Use such optimizations only where it matters, because they often reduce code readability.

Using "undefined"

The undefined value is interesting in ECMAScript because it's not actually a literal but a global variable. As such, if you refer to it just as undefined, Duktape will currently read it using a slow path variable read. For example:

    print("undefined is: " + undefined);

produces bytecode like:

    ; constant 19: "undefined"

    ...
    GETVAR r123, c19   ; load undefined
    ...

This is slower and uses larger bytecode than necessary. Using e.g. void null (or equivalently void 0, etc) produces better bytecode. For example:

    print("undefined is: " + void null);

produces bytecode like:

    ...
    LDUNDEF r123
    ...

This is faster because there's no slow path access. The code is also better because it is no longer dependent on the global undefined binding being intact.

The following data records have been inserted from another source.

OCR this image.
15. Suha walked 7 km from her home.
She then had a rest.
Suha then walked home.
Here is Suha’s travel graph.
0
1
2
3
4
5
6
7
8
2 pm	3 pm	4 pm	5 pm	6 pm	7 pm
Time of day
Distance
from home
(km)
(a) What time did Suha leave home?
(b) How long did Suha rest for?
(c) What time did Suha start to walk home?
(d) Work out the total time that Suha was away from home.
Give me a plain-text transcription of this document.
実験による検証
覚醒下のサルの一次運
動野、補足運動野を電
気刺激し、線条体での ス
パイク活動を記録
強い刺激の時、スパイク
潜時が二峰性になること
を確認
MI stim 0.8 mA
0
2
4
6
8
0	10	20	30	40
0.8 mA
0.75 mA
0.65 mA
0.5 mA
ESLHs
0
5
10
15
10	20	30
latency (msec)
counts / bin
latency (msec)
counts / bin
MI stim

JSON.stringify() fast path

There's a fast path for JSON.stringify() serialization which is used when there is no "replacer" argument. Indent argument and JX/JC support was added to the fast path in Duktape 1.4.0.

The fast path assumes that it can serialize the argument value without risking any side effects which might mutate the value being serialized, and will fall back to the slower default algorithm if necessary.

This happens at least when:

See test-bi-json-enc-fastpath.js for detailed notes on current limitations; the fast path preconditions and limitations are very likely to change between Duktape releases.

The fast path is currently not enabled by default. To enable, ensure DUK_USE_JSON_STRINGIFY_FASTPATH is enabled in your duk_config.h.